1.Preparation of Standard
Prepare standard is a very difficult and complicated step during the labeled immunoassays. Following are talking about how to produce standard for laboratory and business.
Matrix Preparation. Matrix of the standard should be as same as tested sample. The serum without under-test materials should be used for produce some standards which can determine specific substance in serum. This can supply a suitable medium environment for reaction. Because zero-serum is difficult to made, some suitable buffer can be use for standards’ production. Adding carrier protein (usually is 1%~2% Albumin Bovine) in buffer to make the medium environment similar with the sample.
Methods for zero-serum production
Adsorption: Using carbon to remove some small molecules in serum, such as T3, T4. Although the process is very simple, clear of tested materials absolutely is difficult. Furthermore, macromolecular substances cannot be made by this way.
Repeated freeze-thaw method: Low-value serum can be chosen for macromolecular substances production. Repeated freeze-thaw can make the materials inactive. This method can lead some protein hormone out of activity. But is still difficult to get the real zero-serum.
Affinity chromatography
Use specific antibody to produce Affinity Column. This can absorb tested antigen. This method can get a high quality zero-serum but it’s complicated and need a high cost.
How to choose pure standards. The standards should choose the materials with high CP and immune pure. The immune pure is more important than CP. The material which has cross-reactive with tested materials should not be included in standard.
Produce Standards
Produce high concentrated standards by using zero-serum. According to the laboratory’s requirement, produce series standards which composed by different concentrations.
2. Standard’s Identification
a) Identification of immune activity
Select high specificity antiserum to make dose-response curve of the recognized standards (such as WHO international reference materials, national standards). Then, observe the parallel nature of the two curves. If the two curves are paralleled, it means there is same appetency between two substances. Both substances are homogeneity materials. On the other hand, if the two curves can not be paralleled, there is heterogeneity of the two substances. So, this standard can not be use.

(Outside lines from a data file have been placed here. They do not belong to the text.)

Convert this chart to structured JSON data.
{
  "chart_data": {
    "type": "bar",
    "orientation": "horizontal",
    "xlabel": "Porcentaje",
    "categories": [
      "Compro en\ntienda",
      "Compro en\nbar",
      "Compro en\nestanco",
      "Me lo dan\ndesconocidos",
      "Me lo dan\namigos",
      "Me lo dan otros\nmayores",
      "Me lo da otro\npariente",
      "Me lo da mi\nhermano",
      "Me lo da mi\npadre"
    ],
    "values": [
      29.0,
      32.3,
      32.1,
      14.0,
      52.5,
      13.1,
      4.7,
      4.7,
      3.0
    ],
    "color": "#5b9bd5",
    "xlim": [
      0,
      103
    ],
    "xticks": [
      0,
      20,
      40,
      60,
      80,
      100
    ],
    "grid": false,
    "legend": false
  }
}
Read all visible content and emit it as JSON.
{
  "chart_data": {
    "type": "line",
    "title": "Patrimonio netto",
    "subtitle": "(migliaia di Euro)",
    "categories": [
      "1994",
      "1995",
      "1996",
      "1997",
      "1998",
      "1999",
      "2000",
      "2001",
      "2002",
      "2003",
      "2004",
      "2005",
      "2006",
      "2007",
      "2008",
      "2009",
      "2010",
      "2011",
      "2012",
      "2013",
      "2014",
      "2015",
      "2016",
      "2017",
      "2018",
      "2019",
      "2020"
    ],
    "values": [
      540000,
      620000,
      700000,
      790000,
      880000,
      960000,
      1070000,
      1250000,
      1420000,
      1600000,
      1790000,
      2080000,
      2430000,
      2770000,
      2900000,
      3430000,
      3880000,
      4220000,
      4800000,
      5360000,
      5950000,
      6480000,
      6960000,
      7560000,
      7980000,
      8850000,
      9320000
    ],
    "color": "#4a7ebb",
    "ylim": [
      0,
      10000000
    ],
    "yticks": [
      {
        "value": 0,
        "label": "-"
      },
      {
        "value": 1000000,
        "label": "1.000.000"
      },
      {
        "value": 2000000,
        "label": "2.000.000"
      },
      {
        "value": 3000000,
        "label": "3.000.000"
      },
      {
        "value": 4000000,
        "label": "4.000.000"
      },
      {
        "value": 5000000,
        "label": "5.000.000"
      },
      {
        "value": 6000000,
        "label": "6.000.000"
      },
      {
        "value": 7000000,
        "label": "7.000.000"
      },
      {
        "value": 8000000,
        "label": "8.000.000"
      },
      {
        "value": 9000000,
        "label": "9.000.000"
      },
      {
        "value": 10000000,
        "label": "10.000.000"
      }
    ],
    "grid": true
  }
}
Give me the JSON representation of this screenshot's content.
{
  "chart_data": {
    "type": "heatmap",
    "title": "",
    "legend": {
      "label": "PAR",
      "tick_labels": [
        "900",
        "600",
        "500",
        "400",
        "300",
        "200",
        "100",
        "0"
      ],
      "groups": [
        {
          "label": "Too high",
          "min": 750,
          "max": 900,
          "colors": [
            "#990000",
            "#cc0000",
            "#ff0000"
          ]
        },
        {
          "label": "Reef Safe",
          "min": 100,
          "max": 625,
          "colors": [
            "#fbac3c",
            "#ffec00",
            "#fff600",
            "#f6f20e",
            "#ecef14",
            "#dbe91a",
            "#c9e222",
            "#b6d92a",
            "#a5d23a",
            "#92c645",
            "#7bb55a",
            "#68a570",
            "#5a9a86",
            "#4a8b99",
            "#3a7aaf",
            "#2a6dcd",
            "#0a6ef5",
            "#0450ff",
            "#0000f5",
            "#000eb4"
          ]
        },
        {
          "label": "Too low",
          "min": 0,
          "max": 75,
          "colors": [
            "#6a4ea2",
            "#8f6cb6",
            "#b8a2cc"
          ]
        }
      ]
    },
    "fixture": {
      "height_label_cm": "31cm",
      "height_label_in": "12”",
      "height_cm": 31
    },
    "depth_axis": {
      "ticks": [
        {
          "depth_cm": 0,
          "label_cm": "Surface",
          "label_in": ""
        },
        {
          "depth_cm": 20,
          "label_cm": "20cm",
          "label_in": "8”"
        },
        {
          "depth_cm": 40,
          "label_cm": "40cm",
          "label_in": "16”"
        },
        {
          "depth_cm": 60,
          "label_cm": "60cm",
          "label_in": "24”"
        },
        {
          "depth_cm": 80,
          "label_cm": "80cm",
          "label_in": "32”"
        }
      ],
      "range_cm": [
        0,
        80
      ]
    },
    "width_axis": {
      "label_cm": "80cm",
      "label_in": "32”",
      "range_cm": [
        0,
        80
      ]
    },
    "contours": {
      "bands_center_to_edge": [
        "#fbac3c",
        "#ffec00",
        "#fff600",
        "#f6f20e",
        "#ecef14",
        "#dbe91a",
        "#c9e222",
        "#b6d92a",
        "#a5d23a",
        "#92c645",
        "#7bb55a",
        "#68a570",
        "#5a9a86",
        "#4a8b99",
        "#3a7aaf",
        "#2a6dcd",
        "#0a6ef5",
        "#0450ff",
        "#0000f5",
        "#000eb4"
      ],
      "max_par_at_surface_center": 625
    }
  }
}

b) Calibrate the concentration
Using immune activity standard with organization stands make dose-response curves at same concentration. At this time, two curves should be fundamental overlap. If these two curves parallel but not overlap, take two dose-response curves’ corresponding dose at 50% combining site (ED50) to calculate their conversion factor. Then, adjust the concentration of standard until the two curves basically overlap.
3. Standard Measurement
A lot of small molecule antigen or hapten has been able to get pure or synthetic. Most of them have the ability to be use as standard. Their measurement usually displays by weight. Such as mg/ml, ng/ml, pg/ml and so on. At present, WHO recommend to use mass units instead unit of weight. For example, mol/L, mmol/L and nmol/L. It’s complicated for macromolecular active substances. The absolutely pure is difficult to get lead to measurement direct use the weight or quality. Therefore, the biological activity is usually chosen as measurement unit, such as IU/L, mIU/L and so on.